Vitrine des Territoires Palestiniens, Ramallah se transforme à grande vitesse : les nouveaux noms attribués aux rues ne sont que la partie la plus visible d’un immense lifting programmé à l’occasion du centenaire de la ville, et qui va de la numérotation des habitations à l’installation de parcmètres en passant par la création d’un service postal.

Choisis par un comité composé pour partie d’employés de la municipalité et présidé par l’universitaire Taysir Arouri (qui insiste sur le caractère indépendant de ce travail), les nouveaux noms des rues illustrent toutefois, a l’échelle locale, une stratégie nationale de state building désormais connue sous le nom de «fayyadisme».

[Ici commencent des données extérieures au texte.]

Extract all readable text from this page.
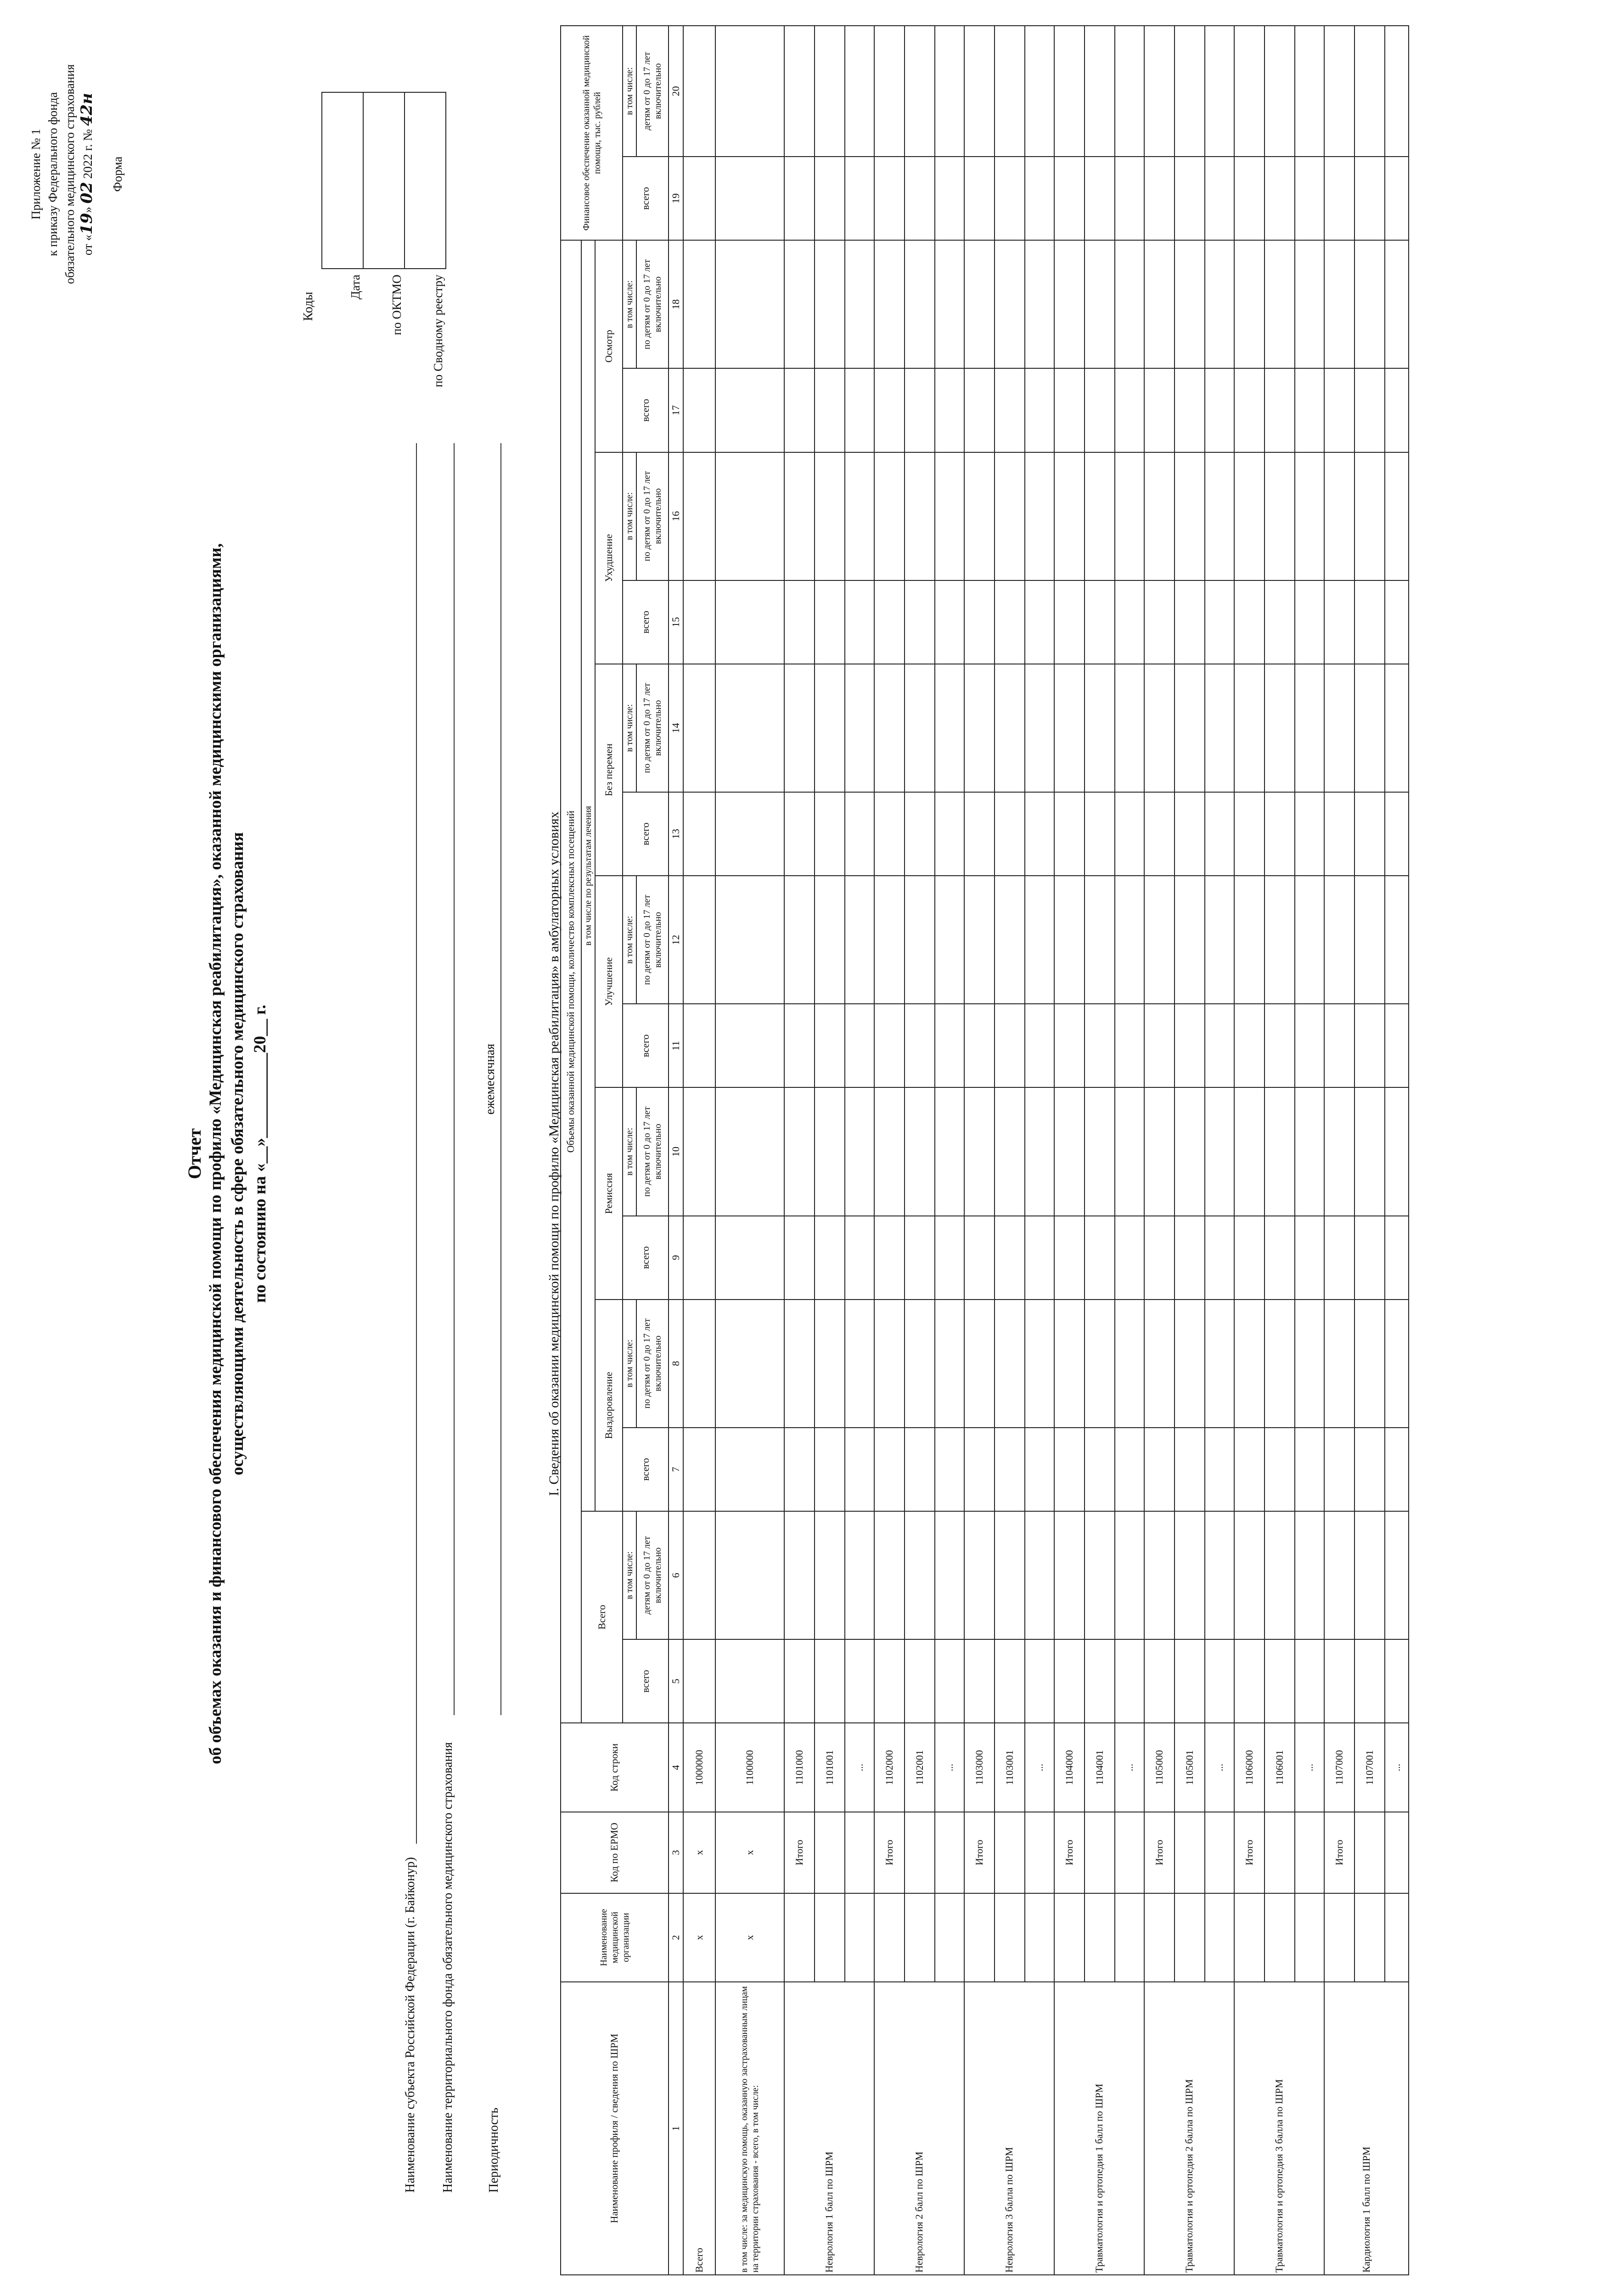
Приложение № 1 к приказу Федерального фонда обязательного медицинского страхования от «19» 02 2022 г. № 42н
Форма
Отчет об объемах оказания и финансового обеспечения медицинской помощи по профилю «Медицинская реабилитация», оказанной медицинскими организациями, осуществляющими деятельность в сфере обязательного медицинского страхования по состоянию на «__»__________20__ г.
Коды
Дата	
по ОКТМО	
по Сводному реестру	
Наименование субъекта Российской Федерации (г. Байконур) Наименование территориального фонда обязательного медицинского страхования Периодичность
ежемесячная	I. Сведения об оказании медицинской помощи по профилю «Медицинская реабилитация» в амбулаторных условиях
Наименование профиля / сведения по ШРМ	Наименование медицинской организации	Код по ЕРМО	Код строки	Объемы оказанной медицинской помощи, количество комплексных посещений														Финансовое обеспечение оказанной медицинской помощи, тыс. рублей	
				Всего		в том числе по результатам лечения													
						Выздоровление		Ремиссия		Улучшение		Без перемен		Ухудшение		Осмотр			
				всего	в том числе:	всего	в том числе:	всего	в том числе:	всего	в том числе:	всего	в том числе:	всего	в том числе:	всего	в том числе:	всего	в том числе:
					детям от 0 до 17 лет включительно		по детям от 0 до 17 лет включительно		по детям от 0 до 17 лет включительно		по детям от 0 до 17 лет включительно		по детям от 0 до 17 лет включительно		по детям от 0 до 17 лет включительно		по детям от 0 до 17 лет включительно		детям от 0 до 17 лет включительно
1	2	3	4	5	6	7	8	9	10	11	12	13	14	15	16	17	18	19	20
Всего	х	х	1000000																
в том числе: за медицинскую помощь, оказанную застрахованным лицам на территории страхования - всего, в том числе:	х	х	1100000																
Неврология 1 балл по ШРМ		Итого	1101000																
			1101001																
			...																
Неврология 2 балл по ШРМ		Итого	1102000																
			1102001																
			...																
Неврология 3 балла по ШРМ		Итого	1103000																
			1103001																
			...																
Травматология и ортопедия 1 балл по ШРМ		Итого	1104000																
			1104001																
			...																
Травматология и ортопедия 2 балла по ШРМ		Итого	1105000																
			1105001																
			...																
Травматология и ортопедия 3 балла по ШРМ		Итого	1106000																
			1106001																
			...																
Кардиология 1 балл по ШРМ		Итого	1107000																
			1107001																
			...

Shakespeare, Aragon, Newton

Actuel Premier ministre de l’Autorité palestinienne, nommé en juin 2007 après la prise de pouvoir du Hamas dans la bande de Gaza, Salam Fayyad incarne une troisième voie entre la lutte armée (années 70-80) et les négociations (période Oslo).

Alors que le dogme avait toujours été d’obtenir «la libération avant l’Etat», il postule au contraire que c’est en dotant le pays de tous les attributs d’un Etat moderne, que les Palestiniens obtiendront la libération des territoires occupés par Israël. Une vision qui fait grincer des dents en interne… mais qui vaut à Fayyad un franc succès sur la scène internationale: en décembre 2007, à la conférence de Paris, cet économiste de formation et ancien du FMI, obtenait 7,7 milliards de dollars de promesses de dons.

Depuis, les donateurs ont été remerciés par des rues «Madrid», «Paris», «Tokyo»… Mais la reconnaissance de la municipalité va également à «Epinal» (1) et à «Jack Chirac» (en remerciement de ses positions souvent perçues comme étant favorables aux Palestiniens).

«Ces nouveaux noms reflètent ce que la ville aspire à être, estime l’artiste palestinienne Shuruq Harb. Le but est avant tout de faire de Ramallah une ville accueillante pour les étrangers et les touristes». De fait, à l’heure où un candidat à l’investiture républicaine peut déclarer que «ces gens-là sont des terroristes», rien n’a été ménagé pour témoigner de l’attachement des Palestiniens à un socle de savoirs et de valeurs universels : rues «Shakespeare», «Aragon», «Hippocrate», «Newton», «Einstein»…

Gandhi et le Hamas 

Normalisée, Ramallah ? A y regarder de plus près, la ville hésite encore. Sur les 420 nouveaux noms de rues, 109 correspondent à des villages détruits lors de la guerre de 1948 («Deir Yassin») ou à des localités aujourd’hui situées en Israël («Nazareth»), 75 sont liés à l’histoire de la ville et 61 sont ceux de figures politiques palestiniennes décédées : à l’heure où les chaussées se pavent et où les immeubles de bureaux se construisent à la chaîne, le nouveau plan fait ainsi voisiner une rue «Gandhi» et une rue «Ezzedine Al Qassam»…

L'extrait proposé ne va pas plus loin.